Önümüzdeki 12 Haziran’da gerçekleşecek olan milletvekili genel seçimleri münasebetiyle, doğal olarak kamuoyunda yoğun bir hareketlilik var.
Tabiri caiz ise, meclise girmek amacıyla asillerden vekâlet almaya niyetlenenlerin harman zamanıdır; 12 Haziran tarihi.
Aday adayların tümü “Acaba bu harmandan ne kadar yararlanabilirim”in hesabını-kitabını yapmaya koyuldular.

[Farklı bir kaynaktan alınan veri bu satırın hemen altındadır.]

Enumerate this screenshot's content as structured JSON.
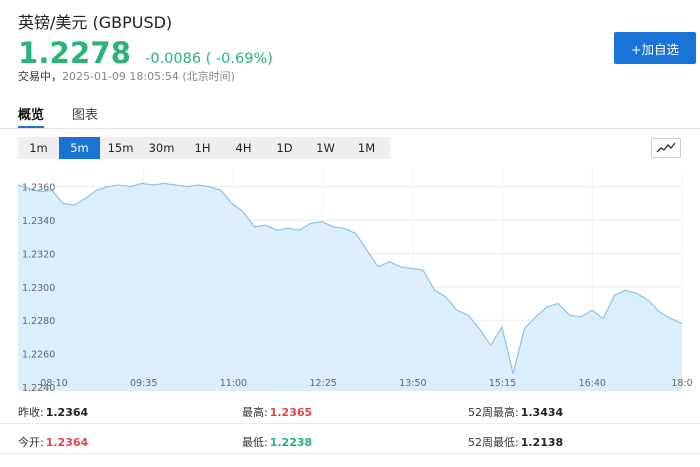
{
  "header": {
    "title": "英镑/美元  (GBPUSD)",
    "price": "1.2278",
    "change": "-0.0086 ( -0.69%)",
    "status_label": "交易中，",
    "status_time": "2025-01-09 18:05:54 (北京时间)",
    "add_watchlist_label": "+加自选"
  },
  "colors": {
    "down": "#2bb279",
    "up": "#e04545",
    "accent": "#1a73d6",
    "area_fill": "#dcedfb",
    "line": "#8ec2ea"
  },
  "tabs": [
    {
      "label": "概览"
    },
    {
      "label": "图表"
    }
  ],
  "intervals": [
    "1m",
    "5m",
    "15m",
    "30m",
    "1H",
    "4H",
    "1D",
    "1W",
    "1M"
  ],
  "active_interval": "5m",
  "chart_type_icon": "line-chart-icon",
  "chart_data": {
    "type": "area",
    "ylim": [
      1.224,
      1.237
    ],
    "y_ticks": [
      "1.2360",
      "1.2340",
      "1.2320",
      "1.2300",
      "1.2280",
      "1.2260",
      "1.2240"
    ],
    "x_ticks": [
      "08:10",
      "09:35",
      "11:00",
      "12:25",
      "13:50",
      "15:15",
      "16:40",
      "18:0"
    ],
    "grid": true,
    "series": [
      {
        "x": [
          "08:10",
          "08:20",
          "08:30",
          "08:40",
          "08:50",
          "09:00",
          "09:10",
          "09:20",
          "09:30",
          "09:40",
          "09:50",
          "10:00",
          "10:10",
          "10:20",
          "10:30",
          "10:40",
          "10:50",
          "11:00",
          "11:10",
          "11:20",
          "11:30",
          "11:40",
          "11:50",
          "12:00",
          "12:10",
          "12:20",
          "12:30",
          "12:40",
          "12:50",
          "13:00",
          "13:10",
          "13:20",
          "13:30",
          "13:40",
          "13:50",
          "14:00",
          "14:10",
          "14:20",
          "14:30",
          "14:40",
          "14:50",
          "15:00",
          "15:10",
          "15:20",
          "15:30",
          "15:40",
          "15:50",
          "16:00",
          "16:10",
          "16:20",
          "16:30",
          "16:40",
          "16:50",
          "17:00",
          "17:10",
          "17:20",
          "17:30",
          "17:40",
          "17:50",
          "18:00"
        ],
        "values": [
          1.2361,
          1.2359,
          1.2357,
          1.2358,
          1.235,
          1.2349,
          1.2353,
          1.2358,
          1.236,
          1.2361,
          1.236,
          1.2362,
          1.2361,
          1.2362,
          1.2361,
          1.236,
          1.2361,
          1.236,
          1.2358,
          1.235,
          1.2345,
          1.2336,
          1.2337,
          1.2334,
          1.2335,
          1.2334,
          1.2338,
          1.2339,
          1.2336,
          1.2335,
          1.2332,
          1.2322,
          1.2312,
          1.2315,
          1.2312,
          1.2311,
          1.231,
          1.2298,
          1.2294,
          1.2286,
          1.2283,
          1.2275,
          1.2265,
          1.2276,
          1.2248,
          1.2275,
          1.2282,
          1.2288,
          1.229,
          1.2283,
          1.2282,
          1.2286,
          1.2281,
          1.2295,
          1.2298,
          1.2296,
          1.2292,
          1.2285,
          1.2281,
          1.2278
        ]
      }
    ]
  },
  "stats": [
    [
      {
        "label": "昨收:",
        "value": "1.2364",
        "color": "#222222"
      },
      {
        "label": "最高:",
        "value": "1.2365",
        "color": "#e04545"
      },
      {
        "label": "52周最高:",
        "value": "1.3434",
        "color": "#222222"
      }
    ],
    [
      {
        "label": "今开:",
        "value": "1.2364",
        "color": "#e04545"
      },
      {
        "label": "最低:",
        "value": "1.2238",
        "color": "#2bb279"
      },
      {
        "label": "52周最低:",
        "value": "1.2138",
        "color": "#222222"
      }
    ]
  ]
}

Adayların belirlenmesi amacıyla oluşan uzun soluklu süreçte, elbette belli kıstasların aşılması gerekiyor.
Bilindiği üzere sürecin ilk aşamasında; yerelde temayül yoklamaları var.
Dolayısıyla, geçtiğimiz hafta Pazar günü Adıyaman’da, Ak Parti’nin temayül yoklaması yoğun bir katılımla gerçekleşti.
Sandıkların açılmasıyla birlikte hangi aday adayın kaç oy aldığı ve kaçıncı sırada yer aldığı genel merkezden önce yereldeki kamuoyu tarafından bilindi.
Söz konusu gelişmeye demokrasi gözlüğüyle bakıldığında, sandıkların yerelde açılmış olması fevkalade olumlu bir durum.
Ancak çok iyi biliyoruz ki, temayül yoklamaları; aday belirleme sürecinde aşılması gereken birçok kriterin ilk aşaması olduğu için fazlada önemli değil.
Nedenine gelince; temayül sıralamasında ilk beşe girenler, adayların listesi belirginleştiğinde belki sıralamaya bile girmeyebilirler.
Temayülün kesin ve somut bir yanı olmaması münasebetiyle, sandıkların parti genel merkezine varmadan yerelde açılmış olması; Ak Parti’yi yıpratabilir.
Örneğin; temayülde ilk sıralarda yer alan isimler, aday olamadıklarını anladıkları andan itibaren çevresindekilerle birlikte partiye küserek, köşelerine çekilebilirler. Hatta ayrılmaları bile söz konusu olabilir.
Malum olumsuzlukların yaşanmaması bakımından sandıkların açılmadan parti genel merkezine gönderilmesi en akılcı yöntem olurdu.
Zaten geçmişe doğru yolculuk yaptığımızda da, sürecin bu şekilde işlendiğini görmekteyiz.